OSHA requirements are set by statute, standards and regulations. Our interpretation letters explain these requirements and how they apply to particular circumstances, but they cannot create additional employer obligations. This letter constitutes OSHA's interpretation of the requirements discussed. Note that our enforcement guidance may be affected by changes to OSHA rules. Also, from time to time we update our guidance in response to new information. To keep apprised of such developments, you can consult OSHA's website at http://www.osha.gov.

November 6, 1980

MEMORANDUM FOR:     REGIONAL ADMINISTRATOR AND AREA DIRECTORS

THRU:               JOHN MILES
                    ACTING FIELD COORDINATOR

FROM:               BRUCE BILLENBRAND
                    ACTING DIRECTOR, FEDERAL COMPLIANCE
                    AND STATE PROGRAMS

SUBJECT:            Unique, Drilling Rig-Doghouses, Oil and Gas
                    Drilling Industries

A recent fatality in the Oil and Gas Drilling Industry has revealed the possible existence of serious hazards in a unique type of doghouse rig. This rig was manufactured by B & G Fabricators of Lafayette, Louisiana, and consists of a doghouse which is attached to and folds within a water tank. When the rig is operational, the doghouse is positioned above the water tank on floor plates laid across the water tank.

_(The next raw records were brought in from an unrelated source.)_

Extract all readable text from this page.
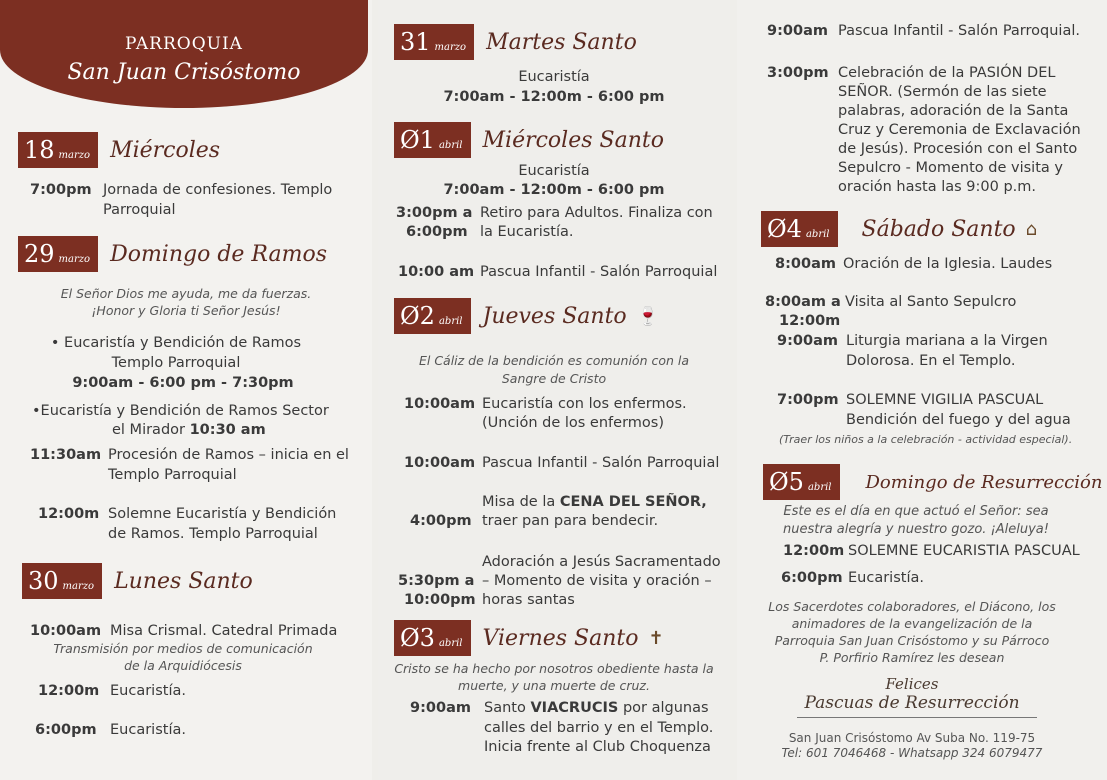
PARROQUIA
San Juan Crisóstomo
18 marzo Miércoles
7:00pm Jornada de confesiones. Templo
Parroquial
29 marzo Domingo de Ramos
El Señor Dios me ayuda, me da fuerzas.
¡Honor y Gloria ti Señor Jesús!
• Eucaristía y Bendición de Ramos
Templo Parroquial
9:00am - 6:00 pm - 7:30pm
•Eucaristía y Bendición de Ramos Sector
el Mirador 10:30 am
11:30am Procesión de Ramos – inicia en el
Templo Parroquial
12:00m Solemne Eucaristía y Bendición
de Ramos. Templo Parroquial
30 marzo Lunes Santo
10:00am Misa Crismal. Catedral Primada
Transmisión por medios de comunicación
de la Arquidiócesis
12:00m Eucaristía.
6:00pm Eucaristía.
31 marzo Martes Santo
Eucaristía
7:00am - 12:00m - 6:00 pm
Ø1 abril Miércoles Santo
Eucaristía
7:00am - 12:00m - 6:00 pm
3:00pm a
6:00pm
Retiro para Adultos. Finaliza con
la Eucaristía.
10:00 am Pascua Infantil - Salón Parroquial
Ø2 abril Jueves Santo 🍷
El Cáliz de la bendición es comunión con la
Sangre de Cristo
10:00am Eucaristía con los enfermos.
(Unción de los enfermos)
10:00am Pascua Infantil - Salón Parroquial
Misa de la CENA DEL SEÑOR,
4:00pm traer pan para bendecir.
Adoración a Jesús Sacramentado
5:30pm a – Momento de visita y oración –
10:00pm horas santas
Ø3 abril Viernes Santo ✝
Cristo se ha hecho por nosotros obediente hasta la
muerte, y una muerte de cruz.
9:00am Santo VIACRUCIS por algunas
calles del barrio y en el Templo.
Inicia frente al Club Choquenza
9:00am Pascua Infantil - Salón Parroquial.
3:00pm Celebración de la PASIÓN DEL
SEÑOR. (Sermón de las siete
palabras, adoración de la Santa
Cruz y Ceremonia de Exclavación
de Jesús). Procesión con el Santo
Sepulcro - Momento de visita y
oración hasta las 9:00 p.m.
Ø4 abril Sábado Santo ⌂
8:00am Oración de la Iglesia. Laudes
8:00am a Visita al Santo Sepulcro
12:00m
9:00am Liturgia mariana a la Virgen
Dolorosa. En el Templo.
7:00pm SOLEMNE VIGILIA PASCUAL
Bendición del fuego y del agua
(Traer los niños a la celebración - actividad especial).
Ø5 abril Domingo de Resurrección
Este es el día en que actuó el Señor: sea
nuestra alegría y nuestro gozo. ¡Aleluya!
12:00m SOLEMNE EUCARISTIA PASCUAL
6:00pm Eucaristía.
Los Sacerdotes colaboradores, el Diácono, los
animadores de la evangelización de la
Parroquia San Juan Crisóstomo y su Párroco
P. Porfirio Ramírez les desean
Felices
Pascuas de Resurrección
San Juan Crisóstomo Av Suba No. 119-75
Tel: 601 7046468 - Whatsapp 324 6079477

In one instance, the doghouse fell into the water tank and no one was injured. The manufacturer then retrofitted the rig with a cable across the tank which attached to threaded eye-bolts and it was tightened (brought taunt) by nuts on the eye-bolts. Another subsequent incident occurred on June 25, 1980, in Des Moines, New Mexico (inland Drilling Company) which resulted in one fatality and one injury when the doghouse collapsed during rigging down operations. The deceased was removing the cable in the water tank (retrofit cable), when it collapsed. The exact cause of the inadvertent collapse is unknown, but design flaws noted by the reporting office are:

First, there is no positive latch once the doghouse is in the upright position. The design relies on floor plates laid across the water tank, bridging the tank, and impeding the fore and aft motion of the doghouse. These floor plates apparently lodge in a grove across each end of the doghouse.

Secondly, there is no safety stop beneath the doghouse in the original design. After one experience of having the doghouse fall into the tank (no injuries) the employer retrofitted a cable across the tank attached to threaded eye-bolts, and brought taunt by running up the nuts on the eye-bolts from outside the water tanks.

Finally, movement of the doghouse in and out of its surrounding water tank is partially controlled by a wire rope sling attached to a fitting at the bottom of the tank, and reeved through a sheave mounted at the top center of one end of the water tank. This equipment, as supplied by the manufacturer, allowed a maximum wire rope diameter of 5/8-inch. Expert opinion indicates that this sling should be a minimum of 1-inch diameter wire rope with properly utilized end fittings.

Field experience had shown this sling to be inadequate, and an operating procedure was adopted which required that a line from a gin-pole truck be connected to an eye welded to the top of the doghouse. This line was not connected at the time of the accident.

There are approximately 22 rigs of this type known to be in existence and they are primarily located in New Mexico and Texas. No drawings, plans or specifications are available on this type of rig; therefore, such rigs should be thoroughly evaluated during inspections and appropriate action taken.

Copies of all citations and supporting evaluations/information should be sent to the Division of Occupational Safety Programming via the Acting Field Coordinator.